Tisbury Grants Administrator a Raise, but the Search for Successor Has Begun


After months of delay, denials and appeals, the Tisbury personnel board this week granted the town administrator a four per cent salary increase. But the news was bittersweet for town administrator Dennis Luttrell: Just the week before, the selectmen agreed to form a search committee to seek his successor.

Mr. Luttrell this week expressed frustration at the mixed signals sent by his supervisors and the unprofessional way he learned they were launching the search for his replacement.

"It was added to the agenda [for last Tuesday] while I was away, and I never heard about it until the meeting," said Mr. Luttrell in an interview Wednesday.

He added: "I believed I met the letter and the spirit of my contract when it came to renewal. I didn't start looking for a new job until after the meeting.

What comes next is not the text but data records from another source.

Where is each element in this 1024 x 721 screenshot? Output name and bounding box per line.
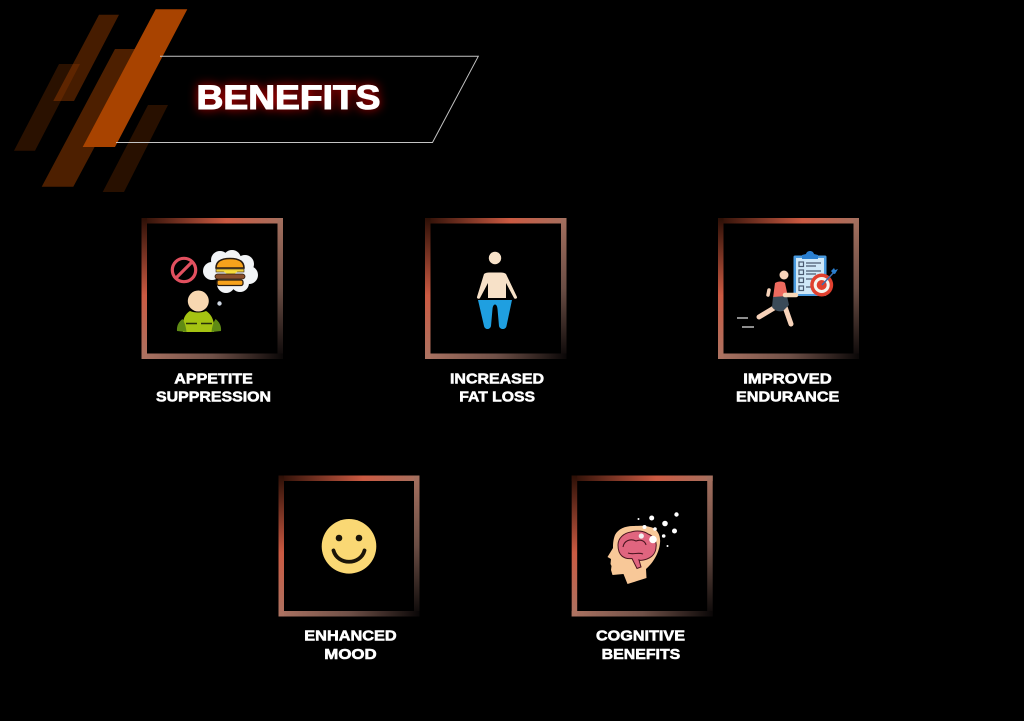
- label: [156, 371, 271, 406]
- panel: increased fat loss: [425, 218, 566, 406]
- panel: enhanced mood: [278, 476, 420, 663]
- label: ENHANCED: [304, 629, 397, 645]
- icon: runner with checklist and target: [737, 251, 838, 327]
- label: MOOD: [324, 647, 377, 663]
- label: [450, 371, 544, 406]
- label: IMPROVED: [743, 371, 832, 387]
- frame: [278, 476, 420, 616]
- label: FAT LOSS: [459, 390, 535, 406]
- title banner outline: [116, 56, 478, 142]
- decorative slanted bars: [14, 9, 187, 192]
- icon: slimmer body: [477, 252, 517, 329]
- frame: [142, 218, 283, 359]
- frame: [718, 218, 859, 359]
- icon: no food thought: [172, 250, 258, 332]
- title: BENEFITS: [196, 79, 380, 117]
- label: COGNITIVE: [596, 629, 685, 645]
- label: [736, 371, 840, 406]
- label: BENEFITS: [602, 647, 681, 663]
- label: SUPPRESSION: [156, 390, 271, 406]
- title: BENEFITS: [196, 79, 380, 117]
- frame: [572, 476, 713, 616]
- label: [304, 629, 397, 663]
- label: INCREASED: [450, 371, 544, 387]
- panel: appetite suppression: [142, 218, 283, 406]
- frame: [425, 218, 566, 359]
- label: APPETITE: [174, 371, 253, 387]
- label: ENDURANCE: [736, 390, 840, 406]
- icon: smiley: [322, 519, 376, 574]
- label: [596, 629, 685, 663]
- panel: improved endurance: [718, 218, 859, 406]
- icon: head with brain: [608, 512, 679, 584]
- panel: cognitive benefits: [572, 476, 713, 663]
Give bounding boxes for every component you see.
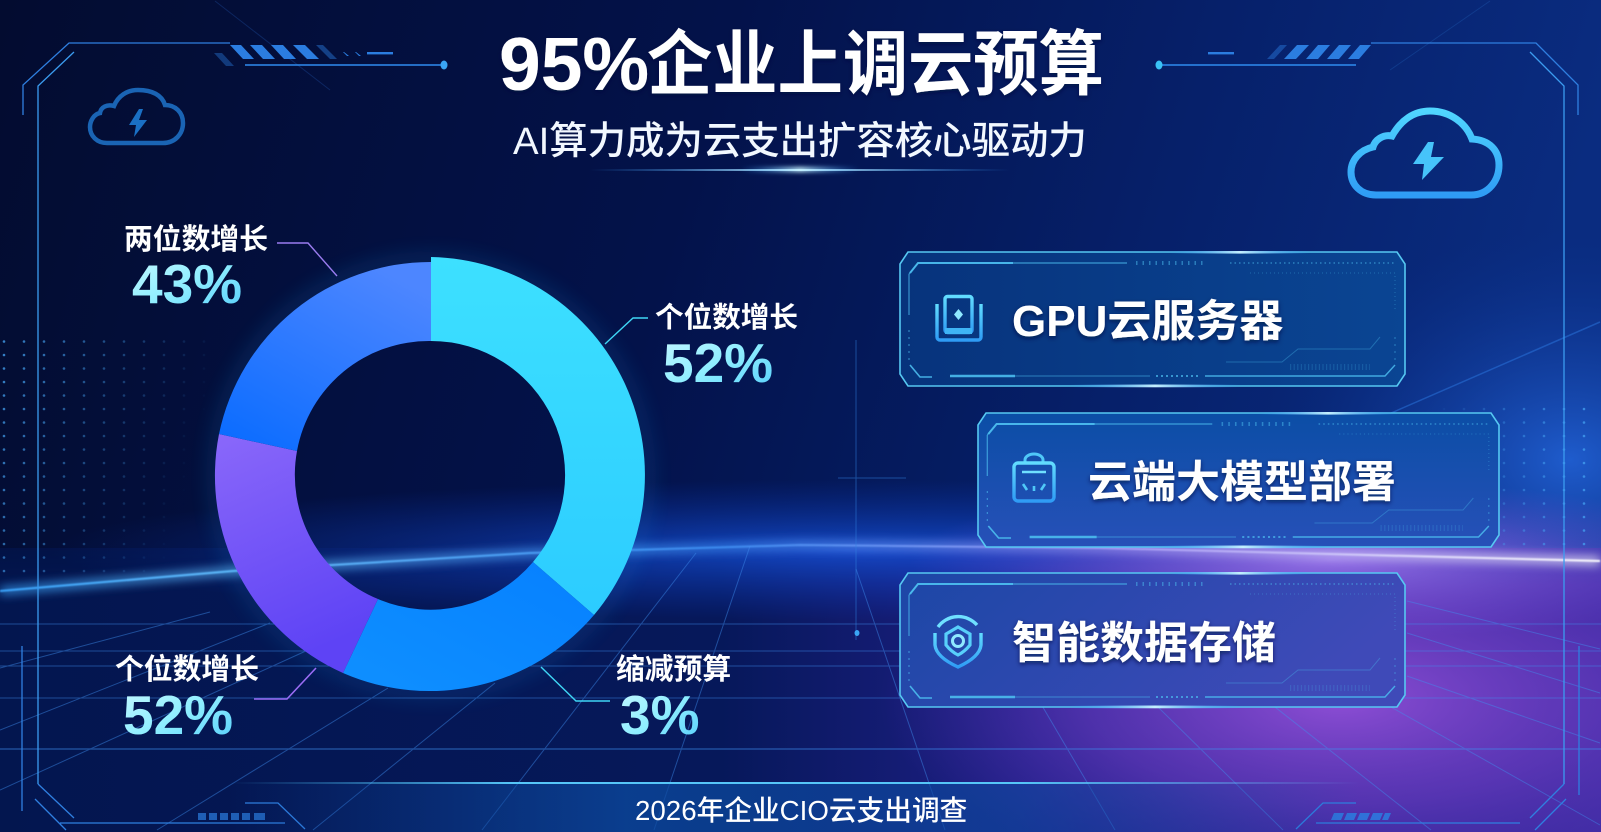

Until then, I thought we might be able to work it out."

Mr. Luttrell has submitted to the personnel board a draft of suggested revisions to the job description. In that draft, he recommends they change the job title to that of executive secretary.

"The authority that I have by right of the job has been undermined, and I've been micromanaged," he said. "I have the best interests of the town in mind, and if they want someone who will just say yes, the description and the salary should reflect that."

In May the selectmen deadlocked over whether to renew Mr. Luttrell's contract, which expires Jan. 31. Board chairman Tristan Israel opposed renewal, selectman Ray LaPorte supported it and selectman Tom Pachico abstained, citing conflict of interest. Because Mr. Pachico is employed by the town as a board of health agent, Mr. Luttrell has involvement with union negotiations regarding his contract.

It remains unclear whether the failure to renew results in passive termination of Mr. Luttrell or if he would continue his employment without a contract.

Mr. Luttrell's annual evaluation and merit increase has proved a separate source of friction. The board of selectmen divided along similar lines when a motion made by Mr. LaPorte to grant the increase went unseconded, effectively denying the raise.

Mr. Luttrell then appealed both the evaluation and the denial. The selectmen took no action on either appeal, sending both to the town personnel board.

After deliberating over two meetings, the personnel board let the review stand with no changes to the individual ratings. On Wednesday, however, board members noted that in most areas, Mr. Luttrell was listed as meeting expectations in all of 10 categories with only three exceptions: one exceeding expectations and two below.

"Having read the evaluation, I would have real difficulty saying a merit increase is unwarranted," said chairman Williams Cini.

The board granted his raise, which brings Mr. Luttrell's annual salary from $81,222 to $84,490. The change will be retroactive to July 1.

"I don't think I was treated fairly and the same as the other managerial and professional employees, and the comments the personnel board made speak to that," said Mr. Luttrell.

Mr. Luttrell said that all other reviews of managerial and professional employees were completed by June 30, in keeping with a recently implemented but informal town policy. As personnel director, Mr. Luttrell is in charge of those reviews. He said they usually include a face-to-face interview that lasts roughly an hour and a half. In his case, there was no interview.

"I don't know what I'm to think. I want to use the evaluation as a learning tool, to better serve the town, but I'm still scratching my head. What message are the selectmen trying to convey? Half my duties are not even addressed by one selectman, and there are conflicting opinions."

Mr. Luttrell has declined to release the evaluation.

As chairman of the board of selectmen, Mr. Israel was in charge of the review. He explained to the personnel board, however, that because he had already voted against renewal of the town administrator's contract, he thought it was not in Mr. Luttrell's best interests for him to do the review.

Consequently, Mr. Pachico wrote the evaluation, and Mr. Israel supplemented with written comments regarding areas of concern. Mr. LaPorte did not weigh in on the evaluation, although yesterday he said: "I think he absolutely deserved this raise. He's worked hard and deserves this acknowledgment of a job well done. There has been no evidence that his work was subpar."